Normally, with single-threaded (hobbyist) videogame development, program execution is much more linear and easier for me to isolate the general area where the problem is. With widget-based applications, program flow is significantly more complex - jumping all over the place - and I don't have as much experience debugging that.

I was busy yesterday with other tasks, but today I'm starting to compare the diffs to find when (and hopefully where!) I introduced the problem. But if anyone has any advice of what to look for, or possible guesses at the cause, I'd greatly appreciate it.

wysota
11th January 2015, 23:43
But if I could produce an example reproducing the problem, then I can fix it.
Therefore you expect us to fix it just by knowing that "it doesn't work"?


My question is, how can I, in a complex project, isolate where the problem is?
There are two ways -- either start removing code from your non-working program until it starts working or start adding code to an empty program until it stops working.


Minimal compilable programs are usually for demonstrating flaws in Qt, where here I'm almost positive the flaw is in my own code.
No, minimal compilable examples are usually for finding flaws in your code by isolating code relevant to the issue. "Once you eliminate the impossible, whatever remains.. bla bla.. must be the truth".
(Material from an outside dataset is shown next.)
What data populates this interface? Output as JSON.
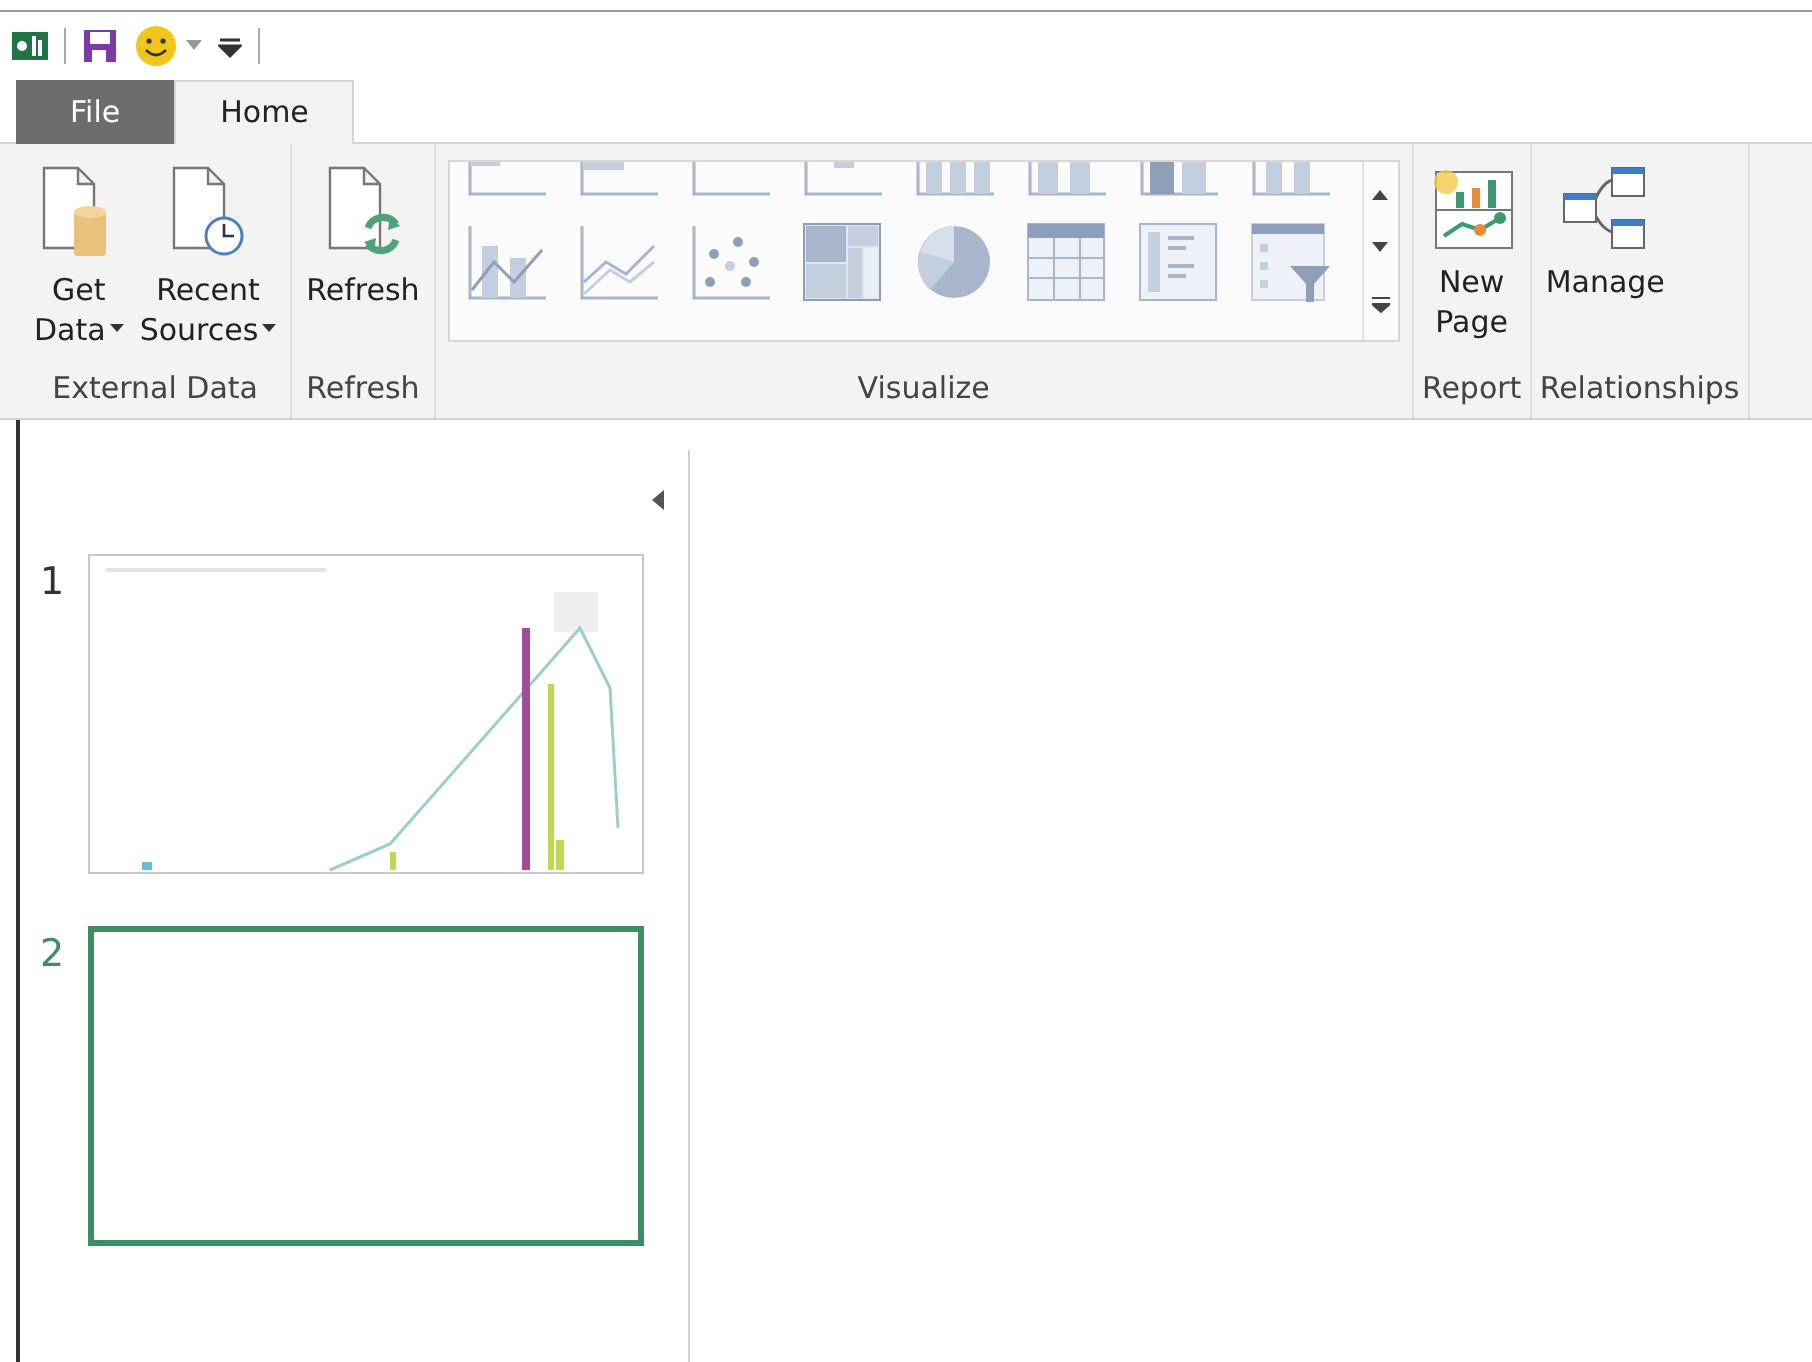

Normally, with single-threaded (hobbyist) videogame development, program execution is much more linear and easier for me to isolate the general area where the problem is. With widget-based applications, program flow is significantly more complex - jumping all over the place - and I don't have as much experience debugging that.
Unless you introduced some threads yourself your program is still single-threaded. And since UI can operate only in the main thread, you can remove all your multi-threaded code and the problem will remain.

ComServant
12th January 2015, 00:44
I stand corrected; it is something within Qt (possibly). If I don't have Qt::FramelessWindowHint set on my main window, there isn't a problem. I can't reproduce it in a minimlistic program though - Qt::FramelessWindowHint alone isn't triggering it.

To hack around the problem, during startup I call this after an explicit call to QMainWindow's show() function:

this->setGeometry(this->geometry().adjusted(-1,-1,1,1));

This "fixes" my problem (hides it, more like). I'm not sure what the origin of the problem is. I don't know what part of my code, in combination with Qt::FramelessWindowHint, is triggering the behavior.

wysota
12th January 2015, 06:00
I really suggest you post some code. Without that there isn't much we can do. Right now I can only suggest installing an event filter on the application object and check whether paint events and other events you need are generated at all.